En particulier, il découvre l'universalité de la toufta."Le mot toufta apparaît dès les années 20 dans le lexique des criminels récidivistes. Il vient du sigle TFT – tiajoli fizyijesky troud, travail manuel pénible – et sera "traduit" par la suite en tekhnikaoutchota trouda, c'est-à-dire technique de calcul du travail fictif.
Ce terme, insiste Jacques, recouvre une notion capitale pour comprendre l'essence du système et de l'économie soviétiques. Les idéaux marxistes-léninistes étant irréalisables, et Staline ayant décrété que cette utopie était une réalité, tout le pays est contraint de recourir à la toufta, c'est-à-dire au mensonge, pour valider les mensonges de la direction du Parti. Un des codétenus de Jacques, arrêté naguère par les nazis, puis libéré par les Soviétiques qui l'ont arrêté à leur tour, ne résume-t-il pas tout le système en lui confiant :
"-La Gestapo me torturait pour que je dise la vérité. Le NKVD pour que je mente." (p 206-7)
La condamnation
"Le 7 avril 1939, (...) Jacques est condamné à huit ans de Goulag par l'OSSO, organe extra-judiciaire de la Sécurité d'État prononçant des jugements en l'absence de l'inculpé. En même temps que la sienne 600 condamnations sont prononcées (...) Jacques partira dans le même convoi que ses 600 coinculpés vers l'est, vers la Sibérie." (p 211)
C'est pour lui une grosse déception, qui va le faire progresser dans sa prise de conscience.
Il est condamné au même titre que les autres au nom de l'article 58 ("Activités antisoviétiques"), mais lui au titre de l'alinéa 6 : "espionnage au profit d'une puissance étrangère", en ce qui le concerne, la France et la Pologne, ses deux pays d'origine.
Les prisons de transit
Embarqués dans un wagon "stolypine" (déjà rencontré lui aussi : vingt-huit détenus pour huit voyageurs assis ou 4 couchés prévus, on superposait donc 7 personnes couchées perpendiculairement sur 4 niveaux, p 223), les prisonniers font des escales sur la route vers l'est dans des prisons de transit.
"Tous les trois ou quatre jours les prisonniers (...) sont débarqués et rigoureusement désinfectés. Le service sanitaire du Goulag est bien organisé. Il a pour but de maintenir en état de travailler cette formidable main d'oeuvre indispensable à la construction industrielle de l'empire soviétique." (p 233)

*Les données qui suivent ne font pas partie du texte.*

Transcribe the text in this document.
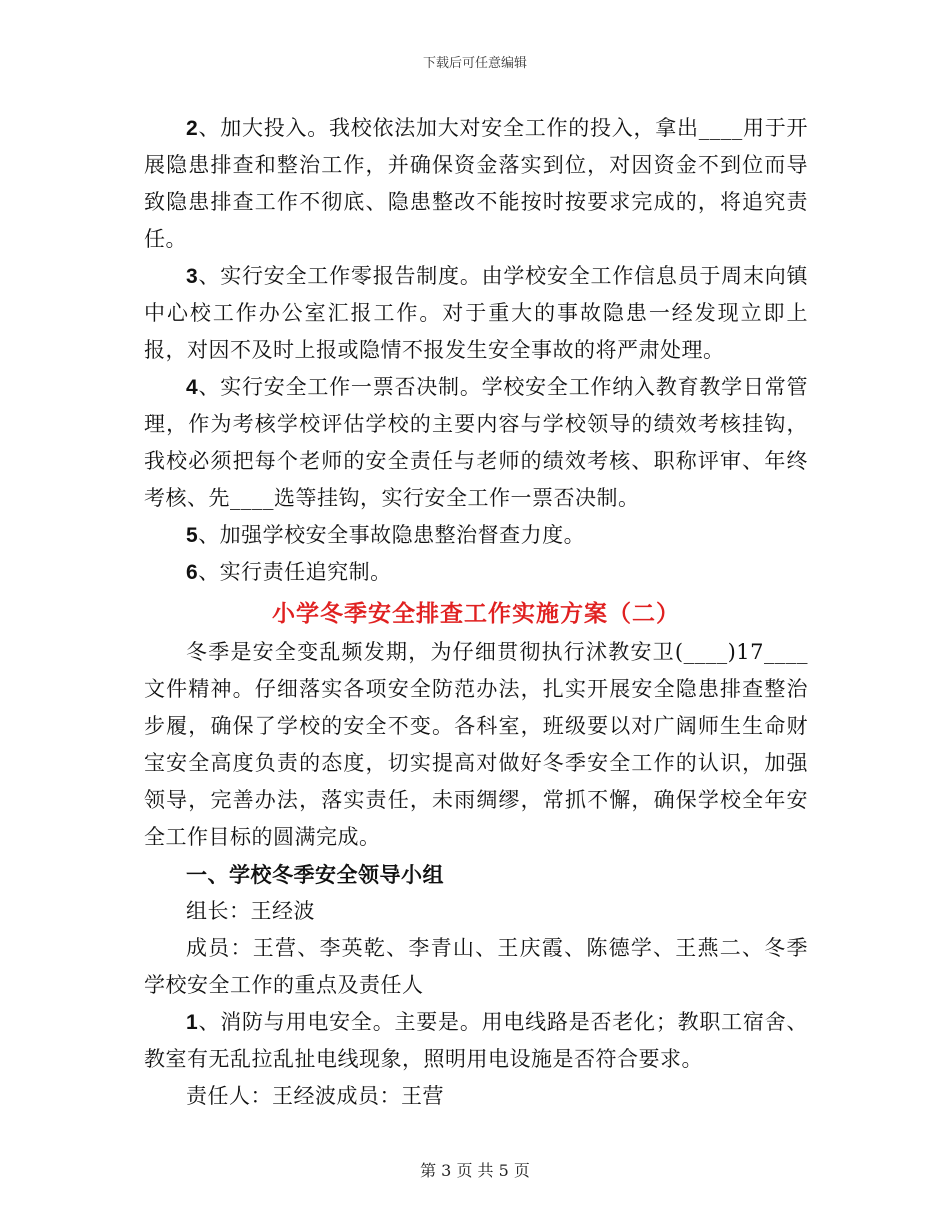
下载后可任意编辑

2、加大投入。我校依法加大对安全工作的投入，拿出____用于开展隐患排查和整治工作，并确保资金落实到位，对因资金不到位而导致隐患排查工作不彻底、隐患整改不能按时按要求完成的，将追究责任。

3、实行安全工作零报告制度。由学校安全工作信息员于周末向镇中心校工作办公室汇报工作。对于重大的事故隐患一经发现立即上报，对因不及时上报或隐情不报发生安全事故的将严肃处理。

4、实行安全工作一票否决制。学校安全工作纳入教育教学日常管理，作为考核学校评估学校的主要内容与学校领导的绩效考核挂钩，我校必须把每个老师的安全责任与老师的绩效考核、职称评审、年终考核、先____选等挂钩，实行安全工作一票否决制。

5、加强学校安全事故隐患整治督查力度。

6、实行责任追究制。

小学冬季安全排查工作实施方案（二）

冬季是安全变乱频发期，为仔细贯彻执行沭教安卫(____)17____文件精神。仔细落实各项安全防范办法，扎实开展安全隐患排查整治步履，确保了学校的安全不变。各科室，班级要以对广阔师生生命财宝安全高度负责的态度，切实提高对做好冬季安全工作的认识，加强领导，完善办法，落实责任，未雨绸缪，常抓不懈，确保学校全年安全工作目标的圆满完成。

一、学校冬季安全领导小组

组长：王经波

成员：王营、李英乾、李青山、王庆霞、陈德学、王燕二、冬季学校安全工作的重点及责任人

1、消防与用电安全。主要是。用电线路是否老化；教职工宿舍、教室有无乱拉乱扯电线现象，照明用电设施是否符合要求。

责任人：王经波成员：王营

第 3 页 共 5 页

Ce qui est l'occasion rétrospective de pointer les trois objectifs du système de répression : "le premier (...) était de trouver des boucs émissaires pour cette utopie qui ne se réalisait pas et dont la matérialisation reculait toujours plus au fil de l'horizon. Le deuxième était de terroriser les populations pour qu'elles filent doux. Le troisième était de faire travailler cette masse de condamnés." (ibid.)
Rossi découvre alors les autres catégories de déportés : "Dans les prisons de transit, le plus souvent, on répartit un convoi par "couleurs", c'est-à-dire qu'on sépare les détenus nouvellement arrivés en fonction de catégories : voleurs honnêtes, chiennes (truands ayant enfreint la loi du milieu), moujiks (détenus n'appartenant à aucun groupe mais connaissant la loi du milieu), et caves (individus n'appartenant pas à la pègre), afin d'éviter les rixes entre "couleurs ennemies" (...) La "couleur" désigne dans le monde concentrationnaire et dans celui de la pègre le rang dans l'ordre carcéral.(...) Il arrive cependant que ces séparations ne soient pas respectées. Elles ne le seront justement pas dans les camps, ce qui en renforce la terreur." (p 234-5)
Lorsque la séparation n'est pas faite, les "caves" sont systématiquement dépouillés de tous leurs biens par les autres...
Ainsi, Rossi arrive les mains vides à Krasnoïarsk.
Le camp de transit
"La différence entre une prison de transit et un camp de transit, c'est que (...), sous Staline, il n'y a pas de travail forcé dans les prisons (...) Le camp de transit , lui, fait déjà partie d'un conglomérat. Ainsi celui de Krasnoïarsk sur le fleuve Iénisseï est-il l'un des secteurs du vaste camp de Norilsk, que les détenus gagneront plus tard par voie fluviale. Un secteur de camp est une enceinte comprenant des baraquement pour les prisonniers, délimitée par des barbelés." (p 244)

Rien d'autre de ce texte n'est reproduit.